Detalhes do pedido enviado à Fazenda
O ofício foi encaminhado em 7 de julho ao secretário-executivo da pasta, Dario Durigan, e assinado por Mirele Griesius Maustchke, CEO da companhia no Brasil. A empresa defende que o corte na tributação previsto na medida provisória seja estendido a outras modalidades de remessas que hoje ficam de fora do benefício principal.
Impacto da reforma tributária nas importações
Para fundamentar o pedido, a liderança executiva anexou uma pesquisa elaborada por especialistas da Fundação Getulio Vargas (FGV). O levantamento aponta que a sobreposição da alíquota de 60% do Imposto de Importação com os novos tributos da reforma tributária pode gerar uma carga efetiva superior a 117% durante a fase de transição.
O estudo detalha que a inclusão do imposto federal na base de cálculo de novos tributos elevará drasticamente os custos operacionais.

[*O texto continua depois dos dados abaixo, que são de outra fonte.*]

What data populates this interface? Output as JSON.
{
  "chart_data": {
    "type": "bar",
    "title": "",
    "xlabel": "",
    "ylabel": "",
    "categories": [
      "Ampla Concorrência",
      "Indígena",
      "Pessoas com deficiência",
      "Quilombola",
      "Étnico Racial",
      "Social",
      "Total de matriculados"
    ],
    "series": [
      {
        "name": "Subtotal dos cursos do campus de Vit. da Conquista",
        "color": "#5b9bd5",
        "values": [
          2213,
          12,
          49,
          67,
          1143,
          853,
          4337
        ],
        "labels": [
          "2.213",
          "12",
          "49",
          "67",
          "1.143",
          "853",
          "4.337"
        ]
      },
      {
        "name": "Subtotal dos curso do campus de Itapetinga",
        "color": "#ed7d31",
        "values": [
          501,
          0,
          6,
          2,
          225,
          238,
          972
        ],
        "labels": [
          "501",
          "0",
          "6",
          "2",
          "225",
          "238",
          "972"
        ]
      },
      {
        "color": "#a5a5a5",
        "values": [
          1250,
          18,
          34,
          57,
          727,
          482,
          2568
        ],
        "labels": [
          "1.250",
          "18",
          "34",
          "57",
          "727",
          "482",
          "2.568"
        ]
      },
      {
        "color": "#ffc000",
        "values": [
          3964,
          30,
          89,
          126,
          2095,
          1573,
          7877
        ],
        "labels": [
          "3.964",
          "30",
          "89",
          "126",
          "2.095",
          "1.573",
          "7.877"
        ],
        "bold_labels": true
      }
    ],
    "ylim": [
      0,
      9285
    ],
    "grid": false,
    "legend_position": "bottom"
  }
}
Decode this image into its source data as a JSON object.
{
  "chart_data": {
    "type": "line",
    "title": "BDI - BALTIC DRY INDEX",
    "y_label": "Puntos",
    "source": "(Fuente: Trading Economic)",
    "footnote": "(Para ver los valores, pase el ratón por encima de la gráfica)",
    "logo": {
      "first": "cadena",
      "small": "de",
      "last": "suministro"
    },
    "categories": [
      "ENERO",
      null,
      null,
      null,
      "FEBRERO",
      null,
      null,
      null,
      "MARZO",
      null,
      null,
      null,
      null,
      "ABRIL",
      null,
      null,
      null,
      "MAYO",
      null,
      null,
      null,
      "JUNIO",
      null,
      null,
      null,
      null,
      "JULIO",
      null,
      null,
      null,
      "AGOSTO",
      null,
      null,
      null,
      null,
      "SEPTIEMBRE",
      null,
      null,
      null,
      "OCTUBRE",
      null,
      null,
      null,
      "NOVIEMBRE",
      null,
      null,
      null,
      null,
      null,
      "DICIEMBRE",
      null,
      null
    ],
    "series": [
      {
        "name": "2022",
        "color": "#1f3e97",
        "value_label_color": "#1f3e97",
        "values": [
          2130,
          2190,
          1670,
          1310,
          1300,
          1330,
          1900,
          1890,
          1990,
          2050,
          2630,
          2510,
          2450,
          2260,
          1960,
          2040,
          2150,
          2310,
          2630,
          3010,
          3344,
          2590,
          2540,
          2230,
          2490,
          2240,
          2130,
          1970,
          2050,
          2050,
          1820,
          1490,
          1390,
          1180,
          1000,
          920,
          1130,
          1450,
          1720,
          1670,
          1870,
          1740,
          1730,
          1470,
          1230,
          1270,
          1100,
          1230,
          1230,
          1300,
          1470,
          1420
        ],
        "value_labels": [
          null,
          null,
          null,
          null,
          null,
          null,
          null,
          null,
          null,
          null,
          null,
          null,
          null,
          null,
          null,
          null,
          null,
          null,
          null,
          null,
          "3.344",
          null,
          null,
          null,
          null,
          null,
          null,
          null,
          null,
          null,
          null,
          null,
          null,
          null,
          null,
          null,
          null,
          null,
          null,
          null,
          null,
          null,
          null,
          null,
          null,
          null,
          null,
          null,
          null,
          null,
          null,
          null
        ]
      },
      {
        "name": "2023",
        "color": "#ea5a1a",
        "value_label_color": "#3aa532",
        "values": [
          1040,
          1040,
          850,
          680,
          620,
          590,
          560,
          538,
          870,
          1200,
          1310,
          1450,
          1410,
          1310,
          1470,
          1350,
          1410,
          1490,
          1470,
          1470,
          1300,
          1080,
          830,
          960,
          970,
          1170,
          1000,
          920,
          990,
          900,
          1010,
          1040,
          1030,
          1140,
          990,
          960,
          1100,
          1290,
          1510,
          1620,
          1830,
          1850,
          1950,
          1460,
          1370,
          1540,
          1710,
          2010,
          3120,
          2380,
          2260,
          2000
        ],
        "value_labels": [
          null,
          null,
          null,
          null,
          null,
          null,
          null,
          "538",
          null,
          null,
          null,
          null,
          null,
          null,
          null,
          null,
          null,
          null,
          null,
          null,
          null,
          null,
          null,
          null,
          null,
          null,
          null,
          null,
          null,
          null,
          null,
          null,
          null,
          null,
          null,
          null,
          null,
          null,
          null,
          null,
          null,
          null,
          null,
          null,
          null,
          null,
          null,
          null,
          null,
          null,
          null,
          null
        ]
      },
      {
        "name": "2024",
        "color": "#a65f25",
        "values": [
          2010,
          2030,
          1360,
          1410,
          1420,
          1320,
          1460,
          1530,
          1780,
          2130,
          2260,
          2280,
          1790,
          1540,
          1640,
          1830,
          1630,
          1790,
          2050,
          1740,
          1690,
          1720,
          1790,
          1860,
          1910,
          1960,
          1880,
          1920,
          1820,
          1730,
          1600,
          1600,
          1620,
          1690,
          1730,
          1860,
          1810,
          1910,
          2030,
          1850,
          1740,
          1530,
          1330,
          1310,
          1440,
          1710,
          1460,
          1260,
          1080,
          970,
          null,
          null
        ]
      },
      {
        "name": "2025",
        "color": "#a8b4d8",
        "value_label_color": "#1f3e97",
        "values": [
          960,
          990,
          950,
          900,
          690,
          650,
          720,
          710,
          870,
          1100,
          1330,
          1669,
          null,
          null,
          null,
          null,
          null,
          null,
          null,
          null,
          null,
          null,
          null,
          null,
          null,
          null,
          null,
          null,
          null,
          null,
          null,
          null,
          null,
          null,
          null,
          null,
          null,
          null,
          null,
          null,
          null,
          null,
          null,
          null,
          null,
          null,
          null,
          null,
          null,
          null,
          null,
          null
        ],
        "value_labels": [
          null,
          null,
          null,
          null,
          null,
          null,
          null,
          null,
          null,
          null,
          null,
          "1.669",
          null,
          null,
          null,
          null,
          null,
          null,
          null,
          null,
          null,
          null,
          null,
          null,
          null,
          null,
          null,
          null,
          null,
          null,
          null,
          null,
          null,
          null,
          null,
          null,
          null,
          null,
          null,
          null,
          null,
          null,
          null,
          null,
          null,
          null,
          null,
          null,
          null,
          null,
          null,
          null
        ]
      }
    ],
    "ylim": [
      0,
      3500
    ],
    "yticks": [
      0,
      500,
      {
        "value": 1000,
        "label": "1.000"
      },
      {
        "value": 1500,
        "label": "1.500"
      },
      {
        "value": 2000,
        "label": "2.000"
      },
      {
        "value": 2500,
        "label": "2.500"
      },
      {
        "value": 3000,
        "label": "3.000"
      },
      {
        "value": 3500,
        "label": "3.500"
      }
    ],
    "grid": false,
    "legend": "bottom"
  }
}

Nas transações via Remessa Conforme, a taxação real pode saltar para mais de 101%, enquanto operações externas ultrapassariam 102%, atingindo picos expressivos no período de transição.
Regras atuais e o pleito por isonomia
Atualmente, o texto em discussão no Legislativo estabelece isenção para compras externas de até US$ 50. Para valores entre US$ 50,01 e US$ 3 mil realizados dentro do Remessa Conforme, a alíquota cai de 60% para 30%.
A pretensão da transportadora é que essa redução para 30% alcance todas as operações enquadradas no Regime de Tributação Simplificada (RTS), contemplando também pessoas jurídicas e rotas alternativas de entrega.
A direção da empresa argumenta que a medida garantirá tratamento igualitário, mantendo a competitividade e a simplificação almejadas pelo novo sistema tributário brasileiro.